ŞANZELİZE BULVARI VE ZAFER TAKI!
Eyfel Kulesi’nden Sen Nehri’ni tekrar geçip kuzey doğuya doğru bir miktar yürüyünce, meşhur Şanzelize (Boulevard de Champs Eliseés-Eliysion cennet demektir.) Bulvarı’na geldik. Konkort Meydanı’ndan Zafer Anıtı’na kadar 1,91 km uzunluğu olan bu planlı ve çok geniş Bulvar; Fransızlar tarafından dünyanın en güzel bulvarı olarak da adlandırılır.
Şanzelize Bulvarı’nın her iki tarafı, çok geniş kaldırımlara sahiptir. Yaya olarak, çok rahat bir şekilde, ünlü moda merkezlerinin satış vitrinlerini, her türlü meşhur ve marka yiyecek ve içeceklerin sunulduğu ünlü patisseri ve pubları burada görebilirsiniz. Her iki tarafta çok güzel bir görüntü ve gölge oluşturan yüksek ve muhteşem ağaçların altlarında kafe ve restoranlarda oturup dinlenebilir ve karnınızı doyurabilirsiniz. Bu güzel mekânda renkleri ve kıyafetleri çok renkli ve farklı olan her türlü insanı görebilir, gülen yüzler size de mutluluk verir. Biz de Ali kardeşimle birlikte, Şanzelize’nin sol kaldırımından Zafer Takı’na doğru, aheste aheste yürüdük, bu güzellikleri ve duyguları yoğun olarak yaşadık ve çok mutlu olduk.
Ve şimdi Şarl De Goul Meydanı’nda bulunan muhteşem Zafer Takı’na (Arc De Triomphe) geldik. Burası, Napolyon’un zaferlerini kutlamak için 1806 yılında yapılan büyük bir anıt ve gözetleme kulesidir. Boyu 45 m, eni 22 m ve yüksekliği ise 49 m’dir.Charles de Gaulle Meydanı, 19 yy.da Georges Eugène Haussmann tarafından çizilen 12 caddeye yol veren çok geniş ve büyük bir döner kavşaktır. Bu caddeler arasında Grande-Armée Caddesi, Wagram Caddesi ve Şanzelize Caddeleri de vardır.

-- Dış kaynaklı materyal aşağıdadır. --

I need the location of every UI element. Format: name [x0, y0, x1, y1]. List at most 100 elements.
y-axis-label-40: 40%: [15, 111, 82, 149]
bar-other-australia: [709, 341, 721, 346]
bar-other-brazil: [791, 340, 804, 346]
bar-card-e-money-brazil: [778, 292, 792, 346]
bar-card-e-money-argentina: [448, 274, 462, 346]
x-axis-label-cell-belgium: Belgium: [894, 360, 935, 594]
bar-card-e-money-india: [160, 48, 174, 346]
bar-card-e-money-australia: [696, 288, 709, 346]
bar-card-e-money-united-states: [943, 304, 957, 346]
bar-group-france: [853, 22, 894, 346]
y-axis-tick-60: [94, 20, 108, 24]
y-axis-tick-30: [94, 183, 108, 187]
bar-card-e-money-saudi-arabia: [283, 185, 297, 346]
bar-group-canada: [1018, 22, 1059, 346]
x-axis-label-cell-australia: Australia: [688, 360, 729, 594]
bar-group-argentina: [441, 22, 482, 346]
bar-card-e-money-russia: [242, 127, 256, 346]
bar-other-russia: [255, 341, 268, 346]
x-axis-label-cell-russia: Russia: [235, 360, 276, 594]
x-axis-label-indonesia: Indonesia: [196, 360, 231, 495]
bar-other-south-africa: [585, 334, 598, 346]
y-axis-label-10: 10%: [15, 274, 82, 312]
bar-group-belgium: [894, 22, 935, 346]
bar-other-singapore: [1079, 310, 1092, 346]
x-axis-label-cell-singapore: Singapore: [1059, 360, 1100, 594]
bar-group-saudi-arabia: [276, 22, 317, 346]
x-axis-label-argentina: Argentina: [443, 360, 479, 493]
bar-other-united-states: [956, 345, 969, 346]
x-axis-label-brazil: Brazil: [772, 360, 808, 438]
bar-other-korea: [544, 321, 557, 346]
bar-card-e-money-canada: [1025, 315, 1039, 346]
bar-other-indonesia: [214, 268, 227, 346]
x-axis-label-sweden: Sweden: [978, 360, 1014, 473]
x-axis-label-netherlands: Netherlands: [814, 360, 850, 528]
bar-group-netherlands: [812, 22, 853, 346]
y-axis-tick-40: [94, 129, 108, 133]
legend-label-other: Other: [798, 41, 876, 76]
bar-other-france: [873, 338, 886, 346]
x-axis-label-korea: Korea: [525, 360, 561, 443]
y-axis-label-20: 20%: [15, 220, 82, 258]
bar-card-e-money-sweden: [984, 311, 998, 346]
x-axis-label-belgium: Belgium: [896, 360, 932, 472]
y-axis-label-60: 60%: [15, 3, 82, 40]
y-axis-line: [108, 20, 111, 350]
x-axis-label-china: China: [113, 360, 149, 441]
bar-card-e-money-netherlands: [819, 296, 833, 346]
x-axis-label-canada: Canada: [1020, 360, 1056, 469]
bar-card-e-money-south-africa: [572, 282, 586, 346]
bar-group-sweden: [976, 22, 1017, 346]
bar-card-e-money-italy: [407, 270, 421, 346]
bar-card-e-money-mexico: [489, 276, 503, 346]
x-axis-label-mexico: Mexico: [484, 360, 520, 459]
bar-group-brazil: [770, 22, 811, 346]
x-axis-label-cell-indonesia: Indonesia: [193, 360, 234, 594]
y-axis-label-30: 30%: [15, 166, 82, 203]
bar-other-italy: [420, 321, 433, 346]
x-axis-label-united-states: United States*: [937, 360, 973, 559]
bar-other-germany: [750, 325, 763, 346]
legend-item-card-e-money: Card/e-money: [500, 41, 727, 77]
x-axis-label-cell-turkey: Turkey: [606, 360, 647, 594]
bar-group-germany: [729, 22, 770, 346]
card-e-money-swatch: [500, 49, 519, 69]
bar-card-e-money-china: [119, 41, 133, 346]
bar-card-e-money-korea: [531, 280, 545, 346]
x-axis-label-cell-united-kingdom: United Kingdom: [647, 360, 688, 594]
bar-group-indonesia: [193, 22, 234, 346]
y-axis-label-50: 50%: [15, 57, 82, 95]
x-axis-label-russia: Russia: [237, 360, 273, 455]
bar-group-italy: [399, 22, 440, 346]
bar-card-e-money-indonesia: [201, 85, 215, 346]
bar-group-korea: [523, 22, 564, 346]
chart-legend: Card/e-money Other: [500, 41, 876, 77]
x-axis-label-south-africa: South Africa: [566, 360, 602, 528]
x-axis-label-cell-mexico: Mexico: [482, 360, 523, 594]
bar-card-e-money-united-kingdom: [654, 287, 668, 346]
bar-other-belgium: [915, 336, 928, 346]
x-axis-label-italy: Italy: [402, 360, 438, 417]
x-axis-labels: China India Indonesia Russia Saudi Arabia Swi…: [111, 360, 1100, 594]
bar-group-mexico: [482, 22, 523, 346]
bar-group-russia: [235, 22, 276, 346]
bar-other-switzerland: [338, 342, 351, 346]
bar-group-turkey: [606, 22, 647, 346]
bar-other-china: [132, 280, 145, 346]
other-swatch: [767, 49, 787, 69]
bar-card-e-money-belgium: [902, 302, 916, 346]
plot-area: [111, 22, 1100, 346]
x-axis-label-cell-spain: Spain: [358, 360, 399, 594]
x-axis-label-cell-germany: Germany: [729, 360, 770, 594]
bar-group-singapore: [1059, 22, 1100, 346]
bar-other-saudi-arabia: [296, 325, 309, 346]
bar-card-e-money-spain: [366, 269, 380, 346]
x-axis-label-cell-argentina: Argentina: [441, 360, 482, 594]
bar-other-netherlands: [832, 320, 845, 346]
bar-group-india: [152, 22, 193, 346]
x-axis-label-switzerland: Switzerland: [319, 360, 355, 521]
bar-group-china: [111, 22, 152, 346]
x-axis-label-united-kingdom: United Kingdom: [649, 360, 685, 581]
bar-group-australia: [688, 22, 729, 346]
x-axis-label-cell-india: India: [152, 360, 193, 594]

Zafer anıtının çevresini ve buradaki Meçhul Asker Anıtı’nı iyice gezdik. Vaktimizin sınırlı oluşu sebebiyle üzerine çıkıp sanat eserlerini ve heykelleri yakından seyredemedik. Geldiğimiz yöne doğru geri dönerek bulvarın karşı kaldırımına geçtik. Yine, buradaki muhteşem moda mağazalarının vitrinlerini, hediyelik eşya dükkânlarını seyrederek bazen de ufak hediyelik eşyalar alarak gezmeye devam ettik. Paris, bir markalar şehri ve oldukça pahalı. O gün Ali de ben de oruçlu idik. Bu da bizi biraz yoruyordu. Paris’in 34°C sıcaklığında yürüyerek gezmek de ayrı bir zorluk olsa da Paris’i ilk defa görmenin merak ve heyecanı vaktin çabuk geçmesine de sebep oluyordu.
CHANZELİZE SARAYI!
Şimdiki gezi noktamız ise Champ Eliseés Sarayı ve ardından Concorde Meydanı.Fransız siyasetini merak edip heybetli tarihî binaların arasından geçerek Élysée Sarayı‘na geldik. Fransa’nın cumhurbaşkanını ağırlayan bu görkemli bina, Şanzelize’nin çok yakınında yer alıyordu. Bahçesindeki özenle biçilmiş çimenleri ve binbir çeşit bakımlı renkli çiçekleri çok hoşumuza gitti. İlginç bir denk geliş oldu. O dönem Fransa Cumhurbaşkanı olan Jacque Chirack, o sırada, makam arabasıyla saraya giriş yapıyordu. Biz saraya çok yaklaşınca güvenlik görevlileri hemen bizi uyardılar. Vakit öğleden sonraydı ve saat 14.30 civarıydı. Şanzelize Sarayı’ndan ayrılıp Concorde Meydanı’na doğru yöneldik! Haftaya da yine Paris’te mükemmel mekânlarda gezeceğiz.
***
“Düşmanlarınızı sevin, yalnız onlar sizin kusurlarınızı sizin yüzünüze açıkça söyleyebilir!”